Taken one by one, the facts are appalling. In my lifetime, the earth has lost half her wildlife. Every day, two hundred species slip into that longest night of extinction. “Ocean” is synonymous with the words abundance and plenty. Fullness is on the list, as well as infinity. And by 2048, the oceans will be empty of fish. Crustaceans are experiencing “complete reproductive failure.” In plain terms, their babies are dying. Plankton are also disappearing. Maybe plankton are too small and green for anyone to care about, but know this: two out of three animal breaths are made possible by the oxygen plankton produce. If the oceans go down, we go down with them.

How could it be otherwise? See the pattern, not just the facts. There were so many bison on the Great Plains, you could sit and watch for days as a herd thundered by. In the central valley of California, the flocks of waterbirds were so thick they blocked out the sun. One-quarter of Indiana was a wetland, lush with life and the promise of more. Now it’s a desert of corn. Where I live in the pacific northwest, ten million fish have been reduced to ten thousand. People would hear them coming for a whole day. This is not a story: there are people alive who remember it. And I have never once heard the sound that water makes when forty million years of persistence finds it way home. Am I allowed to use the word “apocalypse” yet?

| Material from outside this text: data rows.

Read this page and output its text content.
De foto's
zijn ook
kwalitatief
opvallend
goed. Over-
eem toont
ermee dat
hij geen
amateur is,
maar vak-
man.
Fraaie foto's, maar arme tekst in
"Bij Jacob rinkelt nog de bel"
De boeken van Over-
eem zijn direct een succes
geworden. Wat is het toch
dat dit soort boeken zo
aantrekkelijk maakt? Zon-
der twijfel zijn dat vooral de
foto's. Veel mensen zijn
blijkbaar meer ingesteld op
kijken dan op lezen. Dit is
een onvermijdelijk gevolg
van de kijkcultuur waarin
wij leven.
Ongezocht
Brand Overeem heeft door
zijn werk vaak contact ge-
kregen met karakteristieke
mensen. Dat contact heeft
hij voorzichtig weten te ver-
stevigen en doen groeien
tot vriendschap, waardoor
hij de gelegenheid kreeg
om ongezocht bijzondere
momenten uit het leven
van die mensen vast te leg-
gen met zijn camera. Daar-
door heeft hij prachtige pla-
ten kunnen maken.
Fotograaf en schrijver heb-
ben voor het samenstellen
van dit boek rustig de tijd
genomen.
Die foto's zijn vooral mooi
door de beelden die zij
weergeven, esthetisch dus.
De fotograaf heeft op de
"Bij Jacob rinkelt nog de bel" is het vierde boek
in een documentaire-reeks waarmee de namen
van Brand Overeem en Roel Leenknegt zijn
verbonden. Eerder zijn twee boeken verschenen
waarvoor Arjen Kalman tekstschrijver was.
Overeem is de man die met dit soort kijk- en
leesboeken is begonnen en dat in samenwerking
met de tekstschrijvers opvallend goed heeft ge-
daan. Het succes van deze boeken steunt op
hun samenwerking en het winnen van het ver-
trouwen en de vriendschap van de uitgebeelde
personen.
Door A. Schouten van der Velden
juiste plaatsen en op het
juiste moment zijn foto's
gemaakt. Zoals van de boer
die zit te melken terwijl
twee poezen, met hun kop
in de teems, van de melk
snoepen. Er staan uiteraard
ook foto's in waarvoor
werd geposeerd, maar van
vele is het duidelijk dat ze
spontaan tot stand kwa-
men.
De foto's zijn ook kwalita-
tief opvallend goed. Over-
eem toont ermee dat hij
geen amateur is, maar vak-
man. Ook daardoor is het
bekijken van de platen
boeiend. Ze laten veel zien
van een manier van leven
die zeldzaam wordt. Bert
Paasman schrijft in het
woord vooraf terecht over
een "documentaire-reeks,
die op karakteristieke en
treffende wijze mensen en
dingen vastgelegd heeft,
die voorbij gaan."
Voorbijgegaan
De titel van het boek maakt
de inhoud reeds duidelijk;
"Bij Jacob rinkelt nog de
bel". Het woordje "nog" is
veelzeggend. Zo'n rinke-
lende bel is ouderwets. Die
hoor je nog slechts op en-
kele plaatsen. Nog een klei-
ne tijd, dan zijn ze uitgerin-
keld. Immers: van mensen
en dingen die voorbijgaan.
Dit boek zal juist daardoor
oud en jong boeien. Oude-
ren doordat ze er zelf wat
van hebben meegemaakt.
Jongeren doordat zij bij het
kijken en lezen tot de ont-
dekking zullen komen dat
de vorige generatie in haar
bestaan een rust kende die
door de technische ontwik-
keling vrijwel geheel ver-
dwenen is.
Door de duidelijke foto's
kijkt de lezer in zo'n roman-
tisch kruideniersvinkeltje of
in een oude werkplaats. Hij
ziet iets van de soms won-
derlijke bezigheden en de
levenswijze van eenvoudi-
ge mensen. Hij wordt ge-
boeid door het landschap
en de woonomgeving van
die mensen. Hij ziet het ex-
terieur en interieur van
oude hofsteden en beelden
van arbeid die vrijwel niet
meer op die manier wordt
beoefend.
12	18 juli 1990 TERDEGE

The necrophiliac insists we are mechanical components, that rivers are an engineering project, and genes can be sliced up and arranged at whim. He believes we are all machines, despite the obvious: a machine can be taken apart and put back together. A living being can’t. May I add: neither can a living planet.

Understand where the war against the world began. In seven places around the globe, humans took up the activity called agriculture. In very brute terms, you take a piece of land, you clear every living thing off it, and then you plant it to human use. Instead of sharing that land with the other million creatures who need to live there, you’re only growing humans on it. It’s biotic cleansing. The human population grows to huge numbers; everyone else is driven into extinction.

Agriculture creates a way of life called civilization. Civilization means people living in cities. What that means is: they need more than the land can give. Food, water, energy have to come from someplace else. It doesn’t matter what lovely, peaceful values people hold in their hearts. The society is dependent on imperialism and genocide. Because no one willing gives up their land, their water, their trees. But since the city has used up its own, it has to go out and get those from somewhere else. That’s the last 10,000 years in a few sentences.

The end of every civilization is written into the beginning. Agriculture destroys the world. That’s not agriculture on a bad day. That’s what agriculture is. You pull down the forest, you plow up the prairie, you drain the wetland. Especially, you destroy the soil. Civilizations last between 800 and maybe 2,000 years—they last until the soil gives out.